Ludzie nie chcą oglądać „czarnuchy”, nie chcą oglądać filmów smutnych. Tymczasem już od dawna jesteśmy świadomi tego, że film nie zmienia świata, a na pewno nie potrząsa ludzkimi sumieniami. Funkcję taką już od dłuższego czasu spełniają telewizyjne newsy, które coraz częściej paradoksalnie pozostawiają nas obojętnymi. Metoda potrząsania sumieniami w kinie współczesnym, moim zdaniem w ogóle się nie sprawdza. W związku z tym musimy znaleźć sposób na to, żeby widz chciał zobaczyć film, mógł się na nim wzruszać i bawić jednocześnie. Przy okazji otrzymał też pewną dawkę propozycji myślowej, jakiegoś elementu do dyskusji oraz zapytań, które w nim potem pozostaną. Dla mnie prostą odpowiedzią na pytanie: czy film jest dobry, jest to czy on do mnie później wraca. Największy komplement, jaki może otrzymać reżyser następuje wtedy, kiedy ktoś po obejrzeniu jego filmu chce do niego powrócić i to czyni.
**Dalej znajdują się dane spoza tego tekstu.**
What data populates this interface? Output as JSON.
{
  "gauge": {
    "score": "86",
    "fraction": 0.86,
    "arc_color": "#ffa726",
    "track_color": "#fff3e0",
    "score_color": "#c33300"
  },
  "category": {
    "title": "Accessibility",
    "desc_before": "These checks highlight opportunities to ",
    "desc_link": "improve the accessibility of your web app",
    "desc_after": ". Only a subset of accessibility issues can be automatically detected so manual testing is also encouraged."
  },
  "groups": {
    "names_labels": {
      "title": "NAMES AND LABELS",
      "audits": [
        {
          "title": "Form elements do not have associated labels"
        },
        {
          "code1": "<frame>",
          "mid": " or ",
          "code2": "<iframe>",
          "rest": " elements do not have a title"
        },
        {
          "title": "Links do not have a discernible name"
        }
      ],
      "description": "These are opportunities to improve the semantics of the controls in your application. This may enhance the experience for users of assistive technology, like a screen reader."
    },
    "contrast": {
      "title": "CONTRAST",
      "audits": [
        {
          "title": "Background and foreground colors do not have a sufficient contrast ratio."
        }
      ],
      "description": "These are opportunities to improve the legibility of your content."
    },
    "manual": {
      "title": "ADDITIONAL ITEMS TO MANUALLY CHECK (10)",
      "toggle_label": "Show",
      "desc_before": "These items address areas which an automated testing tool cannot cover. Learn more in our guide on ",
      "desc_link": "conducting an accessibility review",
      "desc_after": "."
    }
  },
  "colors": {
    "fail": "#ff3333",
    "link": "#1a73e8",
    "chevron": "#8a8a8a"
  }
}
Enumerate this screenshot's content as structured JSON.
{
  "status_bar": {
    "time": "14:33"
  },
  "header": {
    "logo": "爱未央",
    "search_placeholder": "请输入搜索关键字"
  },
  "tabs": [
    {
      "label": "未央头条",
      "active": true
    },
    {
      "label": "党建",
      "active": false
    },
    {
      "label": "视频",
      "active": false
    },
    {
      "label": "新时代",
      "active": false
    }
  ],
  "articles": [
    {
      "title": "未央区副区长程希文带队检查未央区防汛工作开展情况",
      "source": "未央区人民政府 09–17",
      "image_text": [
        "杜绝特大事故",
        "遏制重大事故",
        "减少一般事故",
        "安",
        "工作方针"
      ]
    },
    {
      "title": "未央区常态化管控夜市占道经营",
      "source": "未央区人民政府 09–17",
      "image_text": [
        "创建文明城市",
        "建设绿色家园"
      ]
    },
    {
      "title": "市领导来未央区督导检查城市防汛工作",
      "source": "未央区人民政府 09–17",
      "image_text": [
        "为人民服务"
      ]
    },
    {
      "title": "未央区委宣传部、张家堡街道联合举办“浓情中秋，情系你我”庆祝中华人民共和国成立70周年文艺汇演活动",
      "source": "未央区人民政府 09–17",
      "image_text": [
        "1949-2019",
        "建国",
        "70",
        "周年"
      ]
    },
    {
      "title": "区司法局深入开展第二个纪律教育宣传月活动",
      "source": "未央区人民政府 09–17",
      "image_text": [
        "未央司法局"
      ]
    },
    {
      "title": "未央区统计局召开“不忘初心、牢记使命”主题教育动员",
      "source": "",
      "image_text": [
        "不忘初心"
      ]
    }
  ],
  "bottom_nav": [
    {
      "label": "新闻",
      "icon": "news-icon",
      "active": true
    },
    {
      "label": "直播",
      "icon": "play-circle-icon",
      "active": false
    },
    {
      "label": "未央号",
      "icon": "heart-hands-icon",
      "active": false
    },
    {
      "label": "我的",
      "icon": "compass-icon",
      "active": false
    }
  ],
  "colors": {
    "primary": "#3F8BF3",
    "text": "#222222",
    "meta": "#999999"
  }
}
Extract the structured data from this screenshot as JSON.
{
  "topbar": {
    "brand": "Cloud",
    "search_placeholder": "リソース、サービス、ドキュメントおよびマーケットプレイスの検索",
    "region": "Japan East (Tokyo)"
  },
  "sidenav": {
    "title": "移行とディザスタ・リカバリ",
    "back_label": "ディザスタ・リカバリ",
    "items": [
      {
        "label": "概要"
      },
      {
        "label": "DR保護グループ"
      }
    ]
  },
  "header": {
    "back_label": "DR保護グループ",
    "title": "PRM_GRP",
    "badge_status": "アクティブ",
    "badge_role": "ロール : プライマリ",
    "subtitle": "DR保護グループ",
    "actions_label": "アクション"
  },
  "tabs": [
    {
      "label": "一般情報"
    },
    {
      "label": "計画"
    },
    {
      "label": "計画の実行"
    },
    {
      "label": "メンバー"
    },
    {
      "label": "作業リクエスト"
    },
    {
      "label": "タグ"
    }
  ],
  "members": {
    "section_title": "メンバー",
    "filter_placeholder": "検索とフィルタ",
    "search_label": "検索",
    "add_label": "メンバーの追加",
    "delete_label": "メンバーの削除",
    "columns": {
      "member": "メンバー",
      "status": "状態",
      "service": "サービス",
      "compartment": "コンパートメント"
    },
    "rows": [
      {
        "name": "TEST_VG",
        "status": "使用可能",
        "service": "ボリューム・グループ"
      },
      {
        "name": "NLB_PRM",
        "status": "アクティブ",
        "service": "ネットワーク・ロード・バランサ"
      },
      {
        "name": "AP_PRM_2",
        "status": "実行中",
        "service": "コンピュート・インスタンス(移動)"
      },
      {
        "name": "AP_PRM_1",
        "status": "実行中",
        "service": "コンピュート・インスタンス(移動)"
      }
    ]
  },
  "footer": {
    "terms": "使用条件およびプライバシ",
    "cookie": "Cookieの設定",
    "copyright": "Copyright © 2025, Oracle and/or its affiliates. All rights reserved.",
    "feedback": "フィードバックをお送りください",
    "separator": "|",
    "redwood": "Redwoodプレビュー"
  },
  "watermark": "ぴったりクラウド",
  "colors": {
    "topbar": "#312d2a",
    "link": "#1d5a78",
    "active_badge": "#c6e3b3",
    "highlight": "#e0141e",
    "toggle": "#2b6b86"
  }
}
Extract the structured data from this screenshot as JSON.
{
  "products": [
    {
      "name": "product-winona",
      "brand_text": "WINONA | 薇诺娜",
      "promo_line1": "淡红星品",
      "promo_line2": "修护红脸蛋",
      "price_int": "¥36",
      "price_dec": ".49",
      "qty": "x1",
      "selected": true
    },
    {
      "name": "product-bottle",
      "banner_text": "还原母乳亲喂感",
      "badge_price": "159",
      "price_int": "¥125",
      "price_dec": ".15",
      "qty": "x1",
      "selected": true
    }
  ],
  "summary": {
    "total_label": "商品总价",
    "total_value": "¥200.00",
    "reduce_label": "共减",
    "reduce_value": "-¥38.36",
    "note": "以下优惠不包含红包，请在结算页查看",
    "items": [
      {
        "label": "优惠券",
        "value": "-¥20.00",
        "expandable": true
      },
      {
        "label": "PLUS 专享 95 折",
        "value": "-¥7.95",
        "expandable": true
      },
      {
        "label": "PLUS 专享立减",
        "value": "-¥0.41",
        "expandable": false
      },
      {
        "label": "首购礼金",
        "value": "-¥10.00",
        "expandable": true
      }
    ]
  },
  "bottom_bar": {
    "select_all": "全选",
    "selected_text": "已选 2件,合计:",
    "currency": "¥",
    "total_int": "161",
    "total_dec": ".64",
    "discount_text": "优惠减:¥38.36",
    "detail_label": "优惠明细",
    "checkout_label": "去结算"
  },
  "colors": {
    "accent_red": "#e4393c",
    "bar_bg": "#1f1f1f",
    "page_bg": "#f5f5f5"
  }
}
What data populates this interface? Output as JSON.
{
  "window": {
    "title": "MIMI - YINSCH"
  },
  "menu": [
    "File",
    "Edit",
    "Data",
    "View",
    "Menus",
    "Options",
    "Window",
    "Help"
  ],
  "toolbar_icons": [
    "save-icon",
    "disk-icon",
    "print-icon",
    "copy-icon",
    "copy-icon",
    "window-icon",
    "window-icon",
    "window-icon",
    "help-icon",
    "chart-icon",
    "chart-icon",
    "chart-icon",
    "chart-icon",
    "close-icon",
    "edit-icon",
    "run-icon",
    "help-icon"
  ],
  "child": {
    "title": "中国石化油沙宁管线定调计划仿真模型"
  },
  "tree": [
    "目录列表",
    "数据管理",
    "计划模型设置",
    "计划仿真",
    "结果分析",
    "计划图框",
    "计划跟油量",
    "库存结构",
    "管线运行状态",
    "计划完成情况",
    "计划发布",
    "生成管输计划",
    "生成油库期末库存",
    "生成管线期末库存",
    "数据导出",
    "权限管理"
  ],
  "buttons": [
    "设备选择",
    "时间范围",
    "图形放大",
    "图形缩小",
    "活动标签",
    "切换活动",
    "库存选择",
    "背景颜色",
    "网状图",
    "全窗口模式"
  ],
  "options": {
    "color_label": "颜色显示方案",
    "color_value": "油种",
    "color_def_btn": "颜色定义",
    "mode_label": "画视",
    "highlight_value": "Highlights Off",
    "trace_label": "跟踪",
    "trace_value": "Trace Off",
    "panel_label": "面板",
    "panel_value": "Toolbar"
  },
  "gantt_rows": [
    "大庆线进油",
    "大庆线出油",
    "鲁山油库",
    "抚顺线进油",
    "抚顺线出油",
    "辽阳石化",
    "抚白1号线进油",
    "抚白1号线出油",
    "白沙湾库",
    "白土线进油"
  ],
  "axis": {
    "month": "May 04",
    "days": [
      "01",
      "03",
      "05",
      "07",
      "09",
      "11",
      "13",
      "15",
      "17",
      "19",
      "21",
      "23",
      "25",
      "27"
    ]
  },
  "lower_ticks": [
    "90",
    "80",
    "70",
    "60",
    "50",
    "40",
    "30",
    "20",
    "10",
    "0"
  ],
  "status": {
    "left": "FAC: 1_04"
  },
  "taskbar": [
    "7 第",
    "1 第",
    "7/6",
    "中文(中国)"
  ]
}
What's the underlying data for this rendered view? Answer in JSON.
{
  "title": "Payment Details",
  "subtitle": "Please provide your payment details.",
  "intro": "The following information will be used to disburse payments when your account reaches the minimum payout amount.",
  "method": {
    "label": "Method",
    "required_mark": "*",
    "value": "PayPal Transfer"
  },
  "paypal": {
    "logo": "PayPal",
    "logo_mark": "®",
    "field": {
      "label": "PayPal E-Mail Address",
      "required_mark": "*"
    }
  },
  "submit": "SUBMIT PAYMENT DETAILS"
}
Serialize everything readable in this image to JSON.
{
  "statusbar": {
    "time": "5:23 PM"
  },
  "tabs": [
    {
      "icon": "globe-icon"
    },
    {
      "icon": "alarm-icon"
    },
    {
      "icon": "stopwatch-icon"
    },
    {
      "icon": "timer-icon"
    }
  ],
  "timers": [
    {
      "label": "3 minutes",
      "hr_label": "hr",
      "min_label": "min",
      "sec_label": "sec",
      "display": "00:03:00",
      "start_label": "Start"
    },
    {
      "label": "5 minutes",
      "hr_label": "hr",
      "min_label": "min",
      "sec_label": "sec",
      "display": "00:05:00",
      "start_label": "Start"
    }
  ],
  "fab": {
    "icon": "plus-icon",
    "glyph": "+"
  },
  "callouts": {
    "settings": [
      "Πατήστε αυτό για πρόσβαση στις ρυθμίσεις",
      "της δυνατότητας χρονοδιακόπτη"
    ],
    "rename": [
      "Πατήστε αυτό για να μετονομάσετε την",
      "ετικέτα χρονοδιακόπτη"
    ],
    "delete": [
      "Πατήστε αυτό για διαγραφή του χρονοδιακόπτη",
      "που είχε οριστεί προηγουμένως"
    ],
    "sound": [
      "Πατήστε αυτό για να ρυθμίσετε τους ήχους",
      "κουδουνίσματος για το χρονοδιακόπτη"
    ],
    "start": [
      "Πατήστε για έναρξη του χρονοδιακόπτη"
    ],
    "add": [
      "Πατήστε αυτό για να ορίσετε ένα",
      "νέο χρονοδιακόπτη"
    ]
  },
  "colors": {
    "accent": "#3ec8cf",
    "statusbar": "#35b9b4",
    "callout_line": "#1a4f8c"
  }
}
Myślę, że do Boga ludzie dochodzą w różny sposób. W ogóle, jeśli chodzi o Absolut i Wielkiego Scenarzystę, to tak się jakoś układa, że każdy kroczy własną drogą. Dowcip polega na tym, że trzeba Go zacząć szukać. W tym momencie mądrze analizowana potrzeba duchowości zakłada poszukiwanie. Bez naszej potrzeby znalezienia, na pewno Wielki Scenarzysta sam z siebie nas nie odwiedzi.
Na całym świece jest tak, że jeśli ktoś zostaje nagrodzony, to dla wielu osób jest to fakt, który warto wkrótce wykorzystać. W tym sensie, że ten ktoś przeszedł właśnie pozytywnie pewien test i można mu zaufać. U nas z kolej wciąż jakoś tak jest, że to się niestety nie przenosi. I jak spojrzy się na nagrody po ubiegłorocznym festiwalu w Gdyni czy jeszcze wcześniej, to widać, że ci nagrodzeni nie zrobili jeszcze filmu. (…) Prawda jest taka, że ludzie mający wiatr w żaglach po prostu dużo lepiej pracują. Dlatego powinni natychmiast robić kolejne filmy.
Żeby film zaistniał na reklamę musi być przeznaczone 1/3 lub 1/4 budżetu. Jeśli na promocję zostaje wydana jakaś mizerna suma (1/20 lub nawet 1/50 budżetu), to możliwość zaistnienia takiego filmu jest praktycznie zerowa.